The Spaceman (left) and Oil Can trade pointers.

Oil Can felt he had been blackballed, and I realized he had a lot in common with another great free-spirited Red Sox who could pitch and talk up a storm: Bill “Spaceman” Lee. Both men liked their weed, both men were passionate, personable ballplayers embraced by teammates and fans, and both had their careers in Boston end on a down note before a brief resurgence in Montreal. Both felt the baseball establishment kept them from staying on in the majors, and they had two of the greatest – and most famous – nicknames in big league history.

The Can seems at peace with himself these days. After a decade where he said anger over his shortish MLB career forced an estrangement from his wife and two kids, along with a bad cocaine habit, he's quit hard drugs and is back with his family and running the Oil Can Boyd School of Baseball in Providence, Rhode Island.
Two authors hook up at the Mobile Book Fair in Newton. 

He does some private coaching with high school teams as well, along with an occasional event for the Jimmy Fund or other charity. And while he rarely gets to Fenway, he was back for the 100th anniversary celebration in April and got a terrific hand from the crowd when introduced. That meant a lot to him.

“I fight every day not to go out and get drugs, but it's a private fight,” he told me. “I don't call it being clean, I call it being tolerant. I stay healthy, and I'm on a baseball field seven days a week. That's where I feel the most comfortable.”

That's one more thing he and the Spaceman have in common: both are still pitching. Lee has hurled in a variety of leagues through the years, and this summer, at age 65, became the oldest man in history to win a professional game when he went all nine innings for his hometown San Rafael Pacifics of the North American League in a 9-4 victory over Maui.

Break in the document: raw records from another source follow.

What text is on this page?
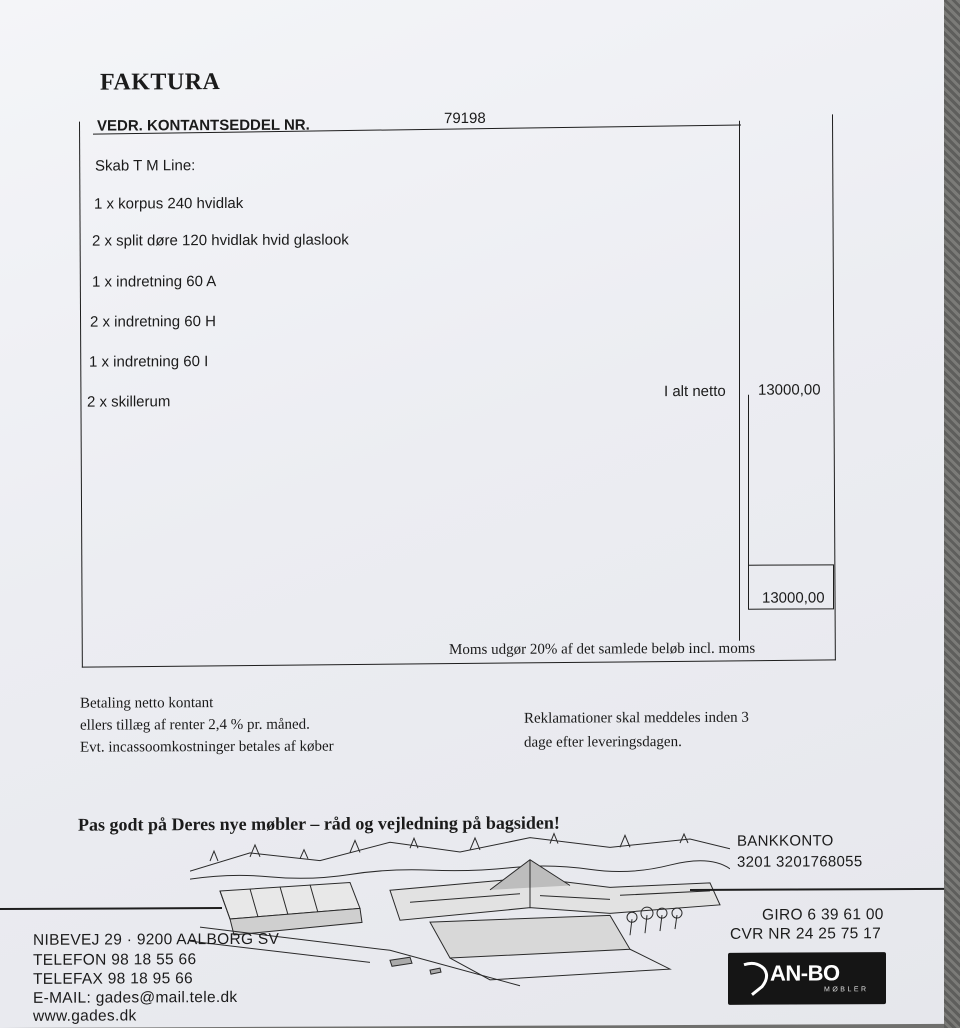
FAKTURA
VEDR. KONTANTSEDDEL NR.	79198
Skab T M Line:
1 x korpus 240 hvidlak
2 x split døre 120 hvidlak hvid glaslook
1 x indretning 60 A
2 x indretning 60 H
1 x indretning 60 I
2 x skillerum
I alt netto 13000,00
13000,00
Moms udgør 20% af det samlede beløb incl. moms
Betaling netto kontant
ellers tillæg af renter 2,4 % pr. måned.
Evt. incassoomkostninger betales af køber
Reklamationer skal meddeles inden 3
dage efter leveringsdagen.
Pas godt på Deres nye møbler – råd og vejledning på bagsiden!
BANKKONTO
3201 3201768055
GIRO 6 39 61 00
CVR NR 24 25 75 17
NIBEVEJ 29 · 9200 AALBORG SV
TELEFON 98 18 55 66
TELEFAX 98 18 95 66
E-MAIL: gades@mail.tele.dk
www.gades.dk
AN-BO
MØBLER
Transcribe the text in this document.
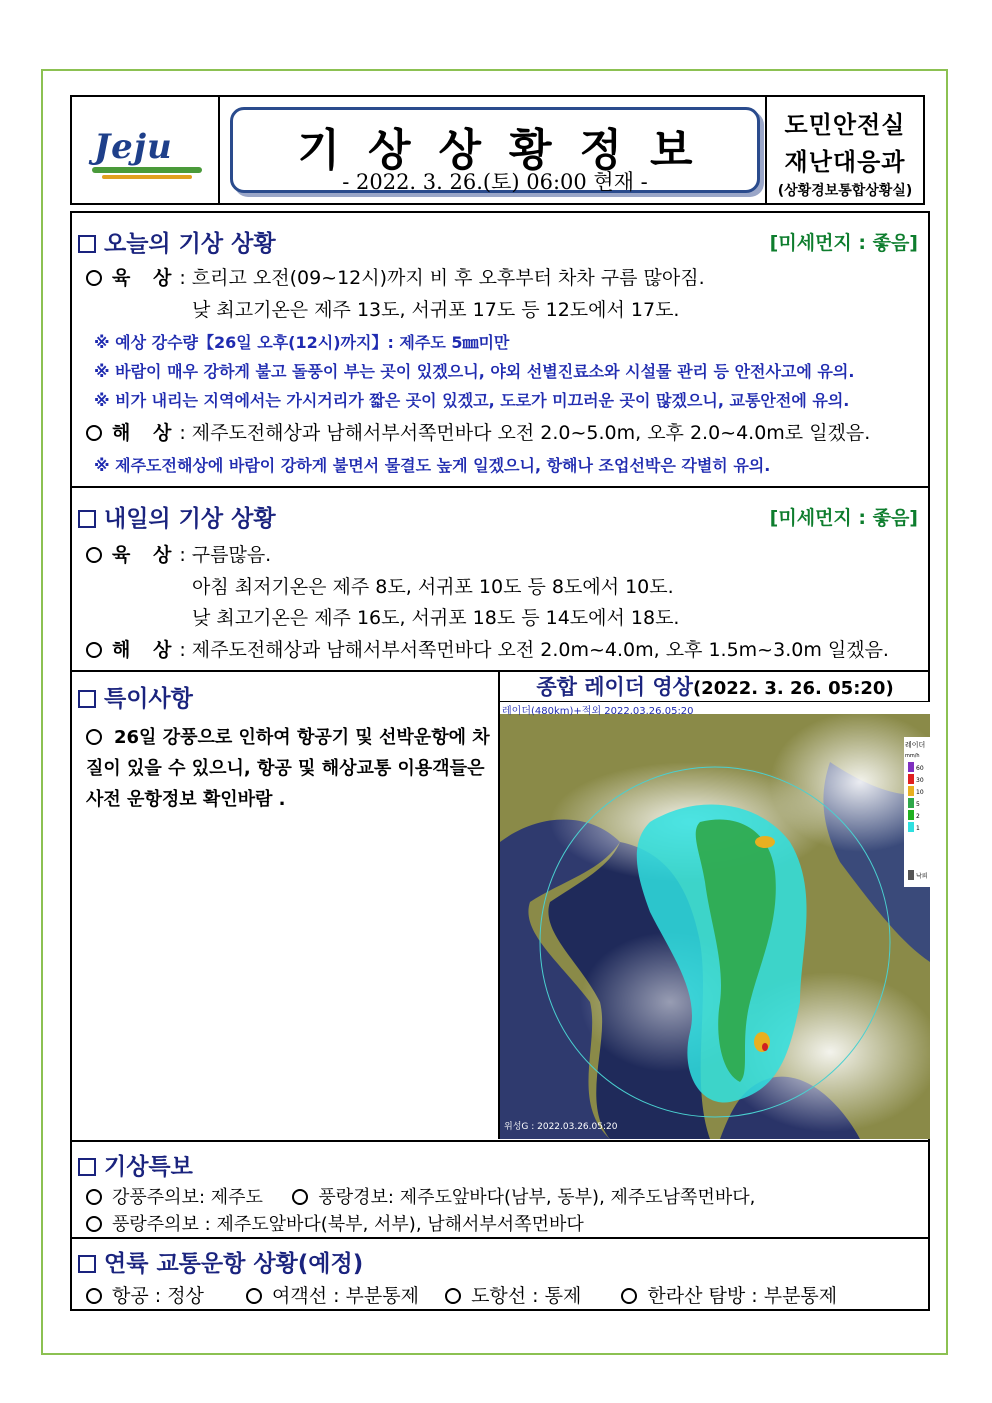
Jeju	기상상황정보
- 2022. 3. 26.(토) 06:00 현재 -
도민안전실
재난대응과
(상황경보통합상황실)
오늘의 기상 상황	[미세먼지 : 좋음]
육 상: 흐리고 오전(09~12시)까지 비 후 오후부터 차차 구름 많아짐.
낮 최고기온은 제주 13도, 서귀포 17도 등 12도에서 17도.
※ 예상 강수량【26일 오후(12시)까지】: 제주도 5㎜미만
※ 바람이 매우 강하게 불고 돌풍이 부는 곳이 있겠으니, 야외 선별진료소와 시설물 관리 등 안전사고에 유의.
※ 비가 내리는 지역에서는 가시거리가 짧은 곳이 있겠고, 도로가 미끄러운 곳이 많겠으니, 교통안전에 유의.
해 상: 제주도전해상과 남해서부서쪽먼바다 오전 2.0~5.0m, 오후 2.0~4.0m로 일겠음.
※ 제주도전해상에 바람이 강하게 불면서 물결도 높게 일겠으니, 항해나 조업선박은 각별히 유의.
내일의 기상 상황	[미세먼지 : 좋음]
육 상: 구름많음.
아침 최저기온은 제주 8도, 서귀포 10도 등 8도에서 10도.
낮 최고기온은 제주 16도, 서귀포 18도 등 14도에서 18도.
해 상: 제주도전해상과 남해서부서쪽먼바다 오전 2.0m~4.0m, 오후 1.5m~3.0m 일겠음.
특이사항
26일 강풍으로 인하여 항공기 및 선박운항에 차질이 있을 수 있으니, 항공 및 해상교통 이용객들은 사전 운항정보 확인바람 .
종합 레이더 영상(2022. 3. 26. 05:20)
레이더
mm/h
60
30
10
5
2
1
낙뢰
위성G : 2022.03.26.05:20
레이더(480km)+적외 2022.03.26.05:20
기상특보
강풍주의보: 제주도	풍랑경보: 제주도앞바다(남부, 동부), 제주도남쪽먼바다,
풍랑주의보 : 제주도앞바다(북부, 서부), 남해서부서쪽먼바다
연륙 교통운항 상황(예정)
항공 : 정상	여객선 : 부분통제	도항선 : 통제	한라산 탐방 : 부분통제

Boyd, who moved back to New England just in time for the wonderful Red Sox summer of 2004 , now lives in Providence and pitches with teams in two divisions of the Men's Senior Baseball League – one for age 35-and-up, the other for 48-and-up. He's still lean and spry a few weeks short of his 53rd birthday, and says he plays shortstop when not on the mound.

“I gotta go work out, I'm pitching tomorrow,” he told me with a smile as he left the Mobile Book Fair. I thanked him for the time, and all the joy he gave Red Sox fans back in the mid-'80s. It was fun to watch him then, and fun to talk to him now.